As I mentioned earlier, reducing the levy in the long term is an important part of our strategy and I can assure you that FSCS is doing everything it can, within the areas that we can control, to address this. We are also open to discussing alternative funding models if the industry collectively believes an alternative would be fairer and more efficient and would welcome suggestions from yourselves on what these alternatives could look like.

But there is no silver bullet and change will not happen overnight. Our data shows us that the lag time in consumers bringing claims to us means that almost 73% of our customers claim at least five years after initial advice has been given.

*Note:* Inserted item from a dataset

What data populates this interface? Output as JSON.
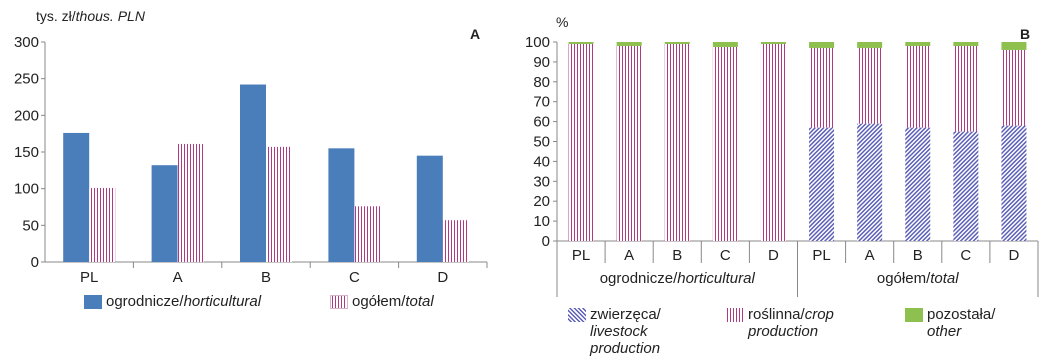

This is having a huge impact on customers, and we’re hearing heart-breaking stories from people who have lost significant amounts of money, often when they are at, or close to, retirement and unable to recoup these losses.

        
The law must therefore keep up with the increasingly sophisticated techniques and technology used in scams. FSCS, along with the regulators and industry bodies including PIMFA, have come together to support the inclusion of additional measures to address online fraud within the Online Safety Bill. I, like many of you I’m sure, hope to see further progress on this soon. 

So to conclude, if the UK’s compensation framework is to continue to fulfil its important role of helping to enhance trust in UK financial services and drive a healthy and prosperous economy, we will need to be bold and continue to encourage innovation in tackling bad actors and the harm that they cause to consumers and the levy.  

As we go forward, our shared goal must be to ensure that consumers have the confidence, skills and the safeguards of a strong regulatory regime in all their dealings with the financial industry.  This will hopefully mean that whilst they benefit from the trust and confidence that our protection provides, they have no need to become a customer of FSCS. That way, we all win. 

Thank you for listening and I hope you enjoy the rest of your evening.